The models were dancing. Again.
Here, during the first full weekend of the men’s fall shows, a striking number of fashion houses had decided that just showing off their new clothes wasn’t enough. No, no, the audience has to have one performance straight from Alvin Ailey. The catwalk shows are over. There are free jazz dance recitals inside.
On Saturday in Brioni, designer Norbert Stumpfl interrupted a stroll through his collection of one-percent signifiers (crocodile skin jackets, vicuña coats, cashmere sweaters with devil-may-care-style loops over coats) to give me a chance to explore the gyrational style of a dancer. For a few minutes, a man wobbled and flopped across a red carpet. He waved his coat around like a matador with a cape, as if to say, “Look, Mom! No lining!”
Hours later, during a presentation at Corneliani, more dancers ran along a rotating platform, doing a pseudo-break dance in marbled gray sweaters and slate suits. They paused between slides to hug it out.
“I think male dancers are very emotional,” says Stefano Gaudioso Tramonte, the label’s style director.
The performance, choreographed by Kate Coyne, artistic director of London’s Central School of Ballet, not only provided some Instagrammable drama, but also indicated that the label’s pressed trousers and flat suits were not as restrictive as they seemed.
“All the substances are very strict,” said Mr. Guadioso Tramonte, “but we wanted to show that they are also quite fluid.”
The fledgling label Mordecai didn’t need a dance routine to show off the fluidity of its clothes – that was quite evident from the sloppy way the Abominable Snowman parkas and sagging striped trousers hung off the models during the presentation on Saturday afternoon. Yet Ludovico Bruno, the label’s founder and designer, made the static models come to life, bending and stomping like monks listening to Kraftwerk.
“It’s not a dance class, it’s more like a wave,” Mr. Bruno said.
Movement has long been a part of fashion presentations. In the 1990s, models walked the catwalk and survived with gusto. (Watch “Unzipped,” the powerful fashion documentary about Isaac Mizrahi, for some footage of that.) To this day, brands like Issey Miyake use dance troupes to whirl down the runway, emphasizing the fluidity of their clothes.

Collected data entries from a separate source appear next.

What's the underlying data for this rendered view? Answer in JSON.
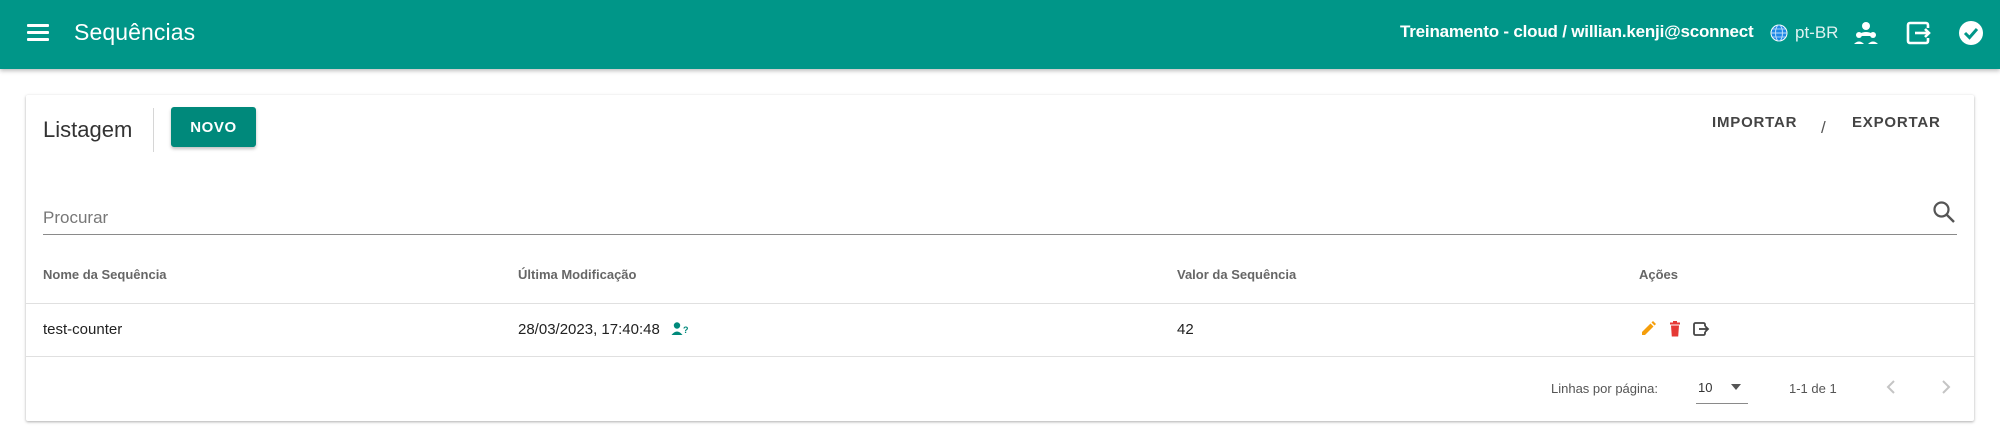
{
  "appbar": {
    "title": "Sequências",
    "context": "Treinamento - cloud / willian.kenji@sconnect",
    "language": "pt-BR",
    "color": "#009688",
    "icons": [
      "menu-icon",
      "globe-icon",
      "users-icon",
      "exit-icon",
      "check-circle-icon"
    ]
  },
  "listing": {
    "title": "Listagem",
    "new_button": "NOVO",
    "import_button": "IMPORTAR",
    "separator": "/",
    "export_button": "EXPORTAR",
    "accent": "#00897b"
  },
  "search": {
    "placeholder": "Procurar",
    "value": ""
  },
  "table": {
    "columns": [
      "Nome da Sequência",
      "Última Modificação",
      "Valor da Sequência",
      "Ações"
    ],
    "rows": [
      {
        "name": "test-counter",
        "modified": "28/03/2023, 17:40:48",
        "value": "42",
        "actions": [
          "edit-icon",
          "delete-icon",
          "export-icon"
        ]
      }
    ],
    "action_colors": {
      "edit": "#f59e0b",
      "delete": "#e53935",
      "export": "#444444"
    }
  },
  "pagination": {
    "rows_per_page_label": "Linhas por página:",
    "rows_per_page": "10",
    "range": "1-1 de 1"
  }
}
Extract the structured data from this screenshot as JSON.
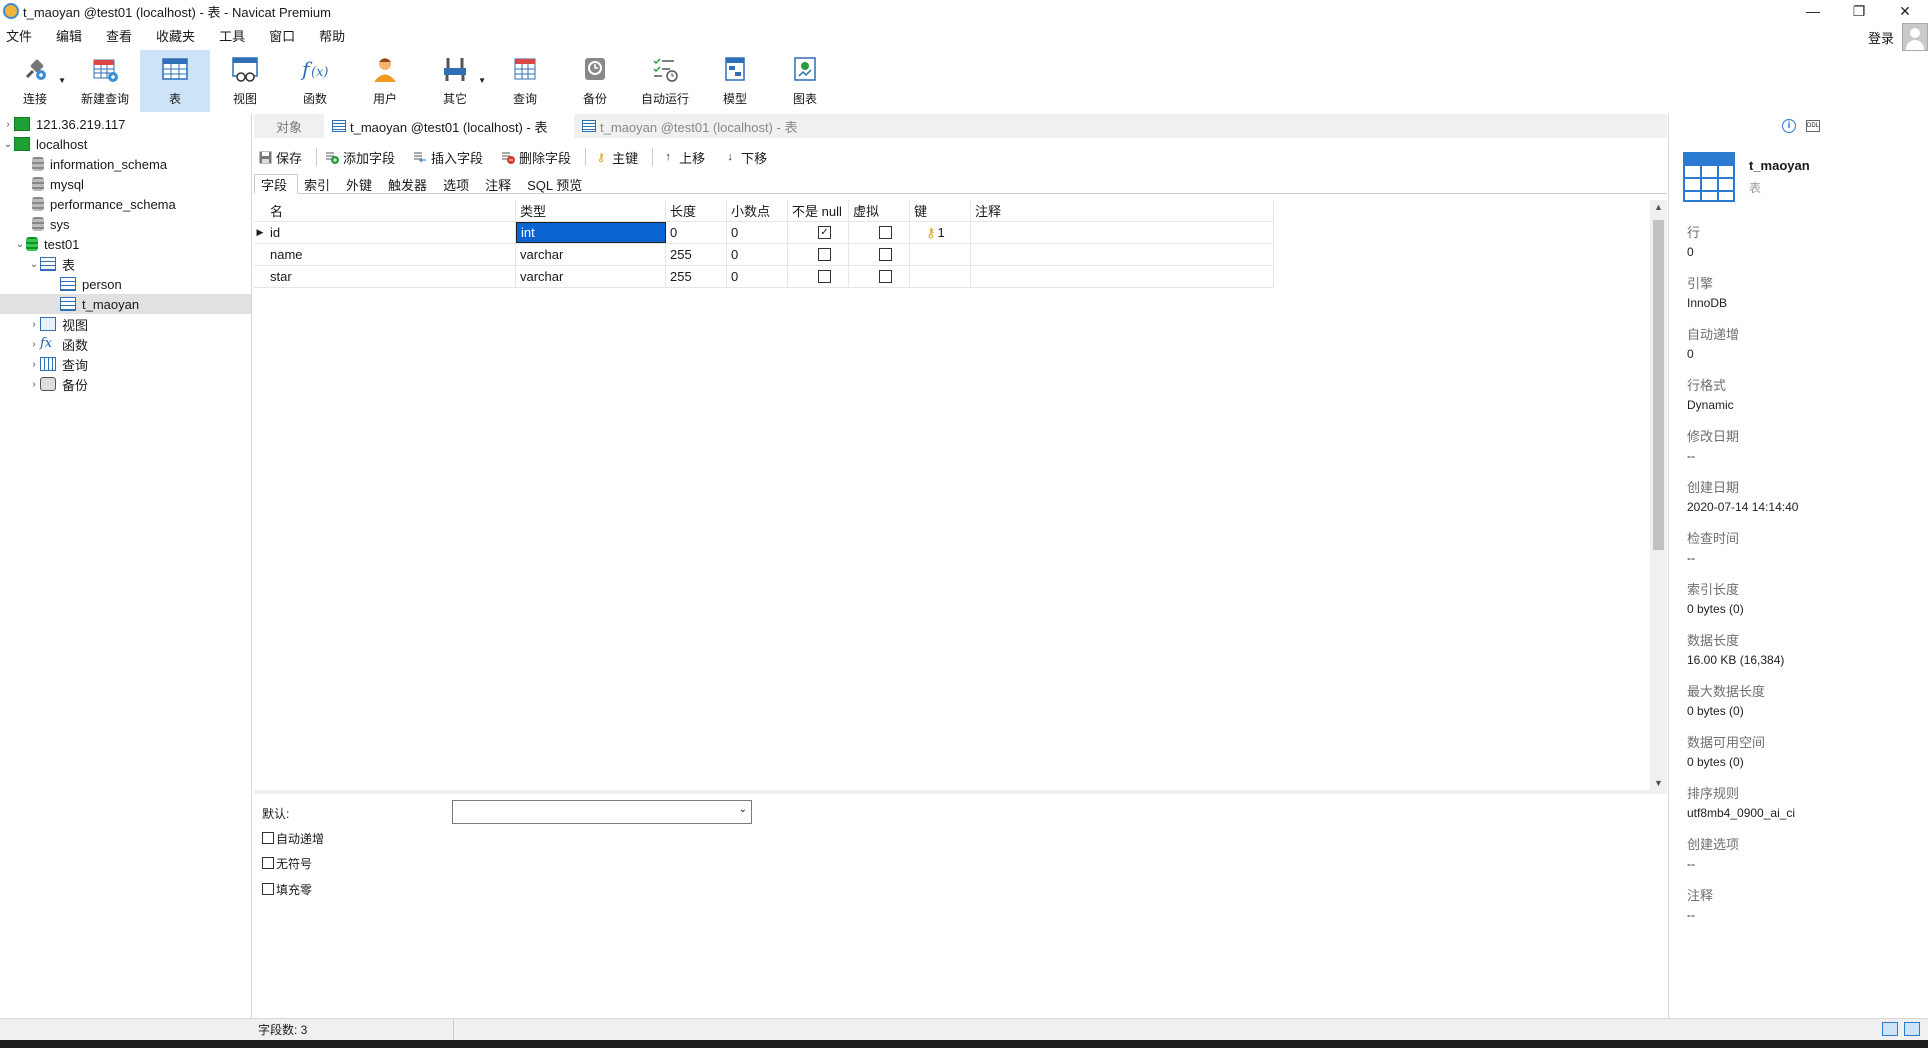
{
  "window": {
    "title": "t_maoyan @test01 (localhost) - 表 - Navicat Premium",
    "minimize": "—",
    "restore": "❐",
    "close": "✕"
  },
  "menu": [
    "文件",
    "编辑",
    "查看",
    "收藏夹",
    "工具",
    "窗口",
    "帮助"
  ],
  "login_label": "登录",
  "toolbar": [
    {
      "label": "连接",
      "icon": "plug-icon",
      "dropdown": true
    },
    {
      "label": "新建查询",
      "icon": "new-query-icon"
    },
    {
      "label": "表",
      "icon": "table-icon",
      "active": true
    },
    {
      "label": "视图",
      "icon": "view-icon"
    },
    {
      "label": "函数",
      "icon": "function-icon"
    },
    {
      "label": "用户",
      "icon": "user-icon"
    },
    {
      "label": "其它",
      "icon": "tools-icon",
      "dropdown": true
    },
    {
      "label": "查询",
      "icon": "query-icon"
    },
    {
      "label": "备份",
      "icon": "backup-icon"
    },
    {
      "label": "自动运行",
      "icon": "schedule-icon"
    },
    {
      "label": "模型",
      "icon": "model-icon"
    },
    {
      "label": "图表",
      "icon": "chart-icon"
    }
  ],
  "tree": {
    "conn1": "121.36.219.117",
    "conn2": "localhost",
    "db1": "information_schema",
    "db2": "mysql",
    "db3": "performance_schema",
    "db4": "sys",
    "db5": "test01",
    "tables_group": "表",
    "table1": "person",
    "table2": "t_maoyan",
    "views": "视图",
    "functions": "函数",
    "queries": "查询",
    "backups": "备份"
  },
  "tabs": {
    "objects": "对象",
    "active": "t_maoyan @test01 (localhost) - 表",
    "inactive": "t_maoyan @test01 (localhost) - 表"
  },
  "actions": {
    "save": "保存",
    "add_field": "添加字段",
    "insert_field": "插入字段",
    "delete_field": "删除字段",
    "primary_key": "主键",
    "move_up": "上移",
    "move_down": "下移"
  },
  "subtabs": [
    "字段",
    "索引",
    "外键",
    "触发器",
    "选项",
    "注释",
    "SQL 预览"
  ],
  "columns": [
    "名",
    "类型",
    "长度",
    "小数点",
    "不是 null",
    "虚拟",
    "键",
    "注释"
  ],
  "fields": [
    {
      "name": "id",
      "type": "int",
      "length": "0",
      "decimals": "0",
      "not_null": true,
      "virtual": false,
      "key": "1",
      "comment": ""
    },
    {
      "name": "name",
      "type": "varchar",
      "length": "255",
      "decimals": "0",
      "not_null": false,
      "virtual": false,
      "key": "",
      "comment": ""
    },
    {
      "name": "star",
      "type": "varchar",
      "length": "255",
      "decimals": "0",
      "not_null": false,
      "virtual": false,
      "key": "",
      "comment": ""
    }
  ],
  "field_props": {
    "default_label": "默认:",
    "auto_increment": "自动递增",
    "unsigned": "无符号",
    "zerofill": "填充零"
  },
  "info": {
    "name": "t_maoyan",
    "subtitle": "表",
    "items": [
      {
        "k": "行",
        "v": "0"
      },
      {
        "k": "引擎",
        "v": "InnoDB"
      },
      {
        "k": "自动递增",
        "v": "0"
      },
      {
        "k": "行格式",
        "v": "Dynamic"
      },
      {
        "k": "修改日期",
        "v": "--"
      },
      {
        "k": "创建日期",
        "v": "2020-07-14 14:14:40"
      },
      {
        "k": "检查时间",
        "v": "--"
      },
      {
        "k": "索引长度",
        "v": "0 bytes (0)"
      },
      {
        "k": "数据长度",
        "v": "16.00 KB (16,384)"
      },
      {
        "k": "最大数据长度",
        "v": "0 bytes (0)"
      },
      {
        "k": "数据可用空间",
        "v": "0 bytes (0)"
      },
      {
        "k": "排序规则",
        "v": "utf8mb4_0900_ai_ci"
      },
      {
        "k": "创建选项",
        "v": "--"
      },
      {
        "k": "注释",
        "v": "--"
      }
    ]
  },
  "status": {
    "field_count": "字段数: 3"
  }
}
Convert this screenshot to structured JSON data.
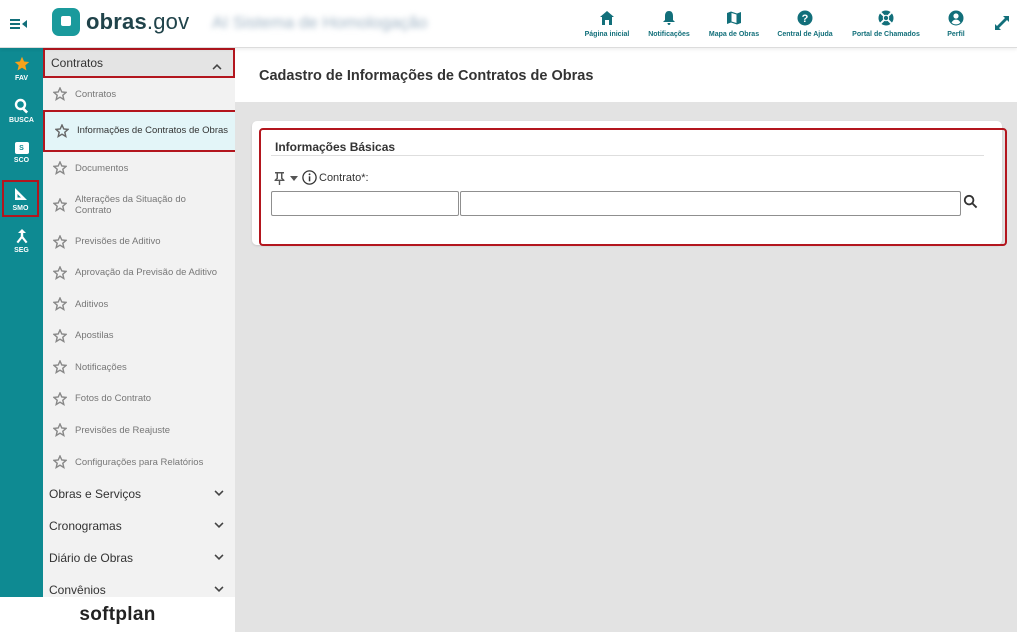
{
  "app": {
    "logo_text": "obras",
    "logo_suffix": ".gov",
    "blurred_title": "AI Sistema de Homologação"
  },
  "topnav": {
    "items": [
      {
        "label": "Página inicial",
        "icon": "home-icon"
      },
      {
        "label": "Notificações",
        "icon": "bell-icon"
      },
      {
        "label": "Mapa de Obras",
        "icon": "map-icon"
      },
      {
        "label": "Central de Ajuda",
        "icon": "help-icon"
      },
      {
        "label": "Portal de Chamados",
        "icon": "lifebuoy-icon"
      },
      {
        "label": "Perfil",
        "icon": "user-icon"
      }
    ]
  },
  "rail": {
    "items": [
      {
        "label": "FAV",
        "icon": "star-icon"
      },
      {
        "label": "BUSCA",
        "icon": "search-icon"
      },
      {
        "label": "SCO",
        "icon": "sco-icon"
      },
      {
        "label": "SMO",
        "icon": "ruler-square-icon"
      },
      {
        "label": "SEG",
        "icon": "merge-icon"
      }
    ],
    "sco_badge": "S"
  },
  "sidebar": {
    "open_group": "Contratos",
    "subitems": [
      "Contratos",
      "Informações de Contratos de Obras",
      "Documentos",
      "Alterações da Situação do Contrato",
      "Previsões de Aditivo",
      "Aprovação da Previsão de Aditivo",
      "Aditivos",
      "Apostilas",
      "Notificações",
      "Fotos do Contrato",
      "Previsões de Reajuste",
      "Configurações para Relatórios"
    ],
    "groups": [
      "Obras e Serviços",
      "Cronogramas",
      "Diário de Obras",
      "Convênios"
    ]
  },
  "footer": {
    "brand": "softplan"
  },
  "main": {
    "title": "Cadastro de Informações de Contratos de Obras",
    "section_title": "Informações Básicas",
    "field_label": "Contrato*:",
    "code_value": "",
    "desc_value": ""
  },
  "colors": {
    "rail": "#0e8a92",
    "brand_dark": "#126f7a",
    "highlight": "#b3161e",
    "active_item_bg": "#e3f5f8",
    "fav_star": "#f7a21b"
  }
}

That dancing has become such a common motif in Milan speaks to the nature of the brands operating here. Many are traditionalists whose collections hardly vary from season to season. To unfriendly eyes, dance routines distract the audience from this fact. A friendlier view, of course, would be that the routines show the elegance and grace of the clothes.
And then of course there’s social media: every performance I witnessed this weekend was captured by the audience with iPhone in hand. I was able to view them all later on Instagram. How’s that for smart free marketing?
Labels like Mordecai represent the other, albeit relatively small, faction in Milan: younger companies that may not yet be confident enough for the catwalk, but haven’t resigned themselves to the static ‘oh, whatever’ feeling of a showroom, that to the uninitiated, looks like a well stocked store.
They should make that leap to the catwalk, instead of halving it with some choreography. After all, their Fashion Week audience is better suited to judge a top coat than a two-step.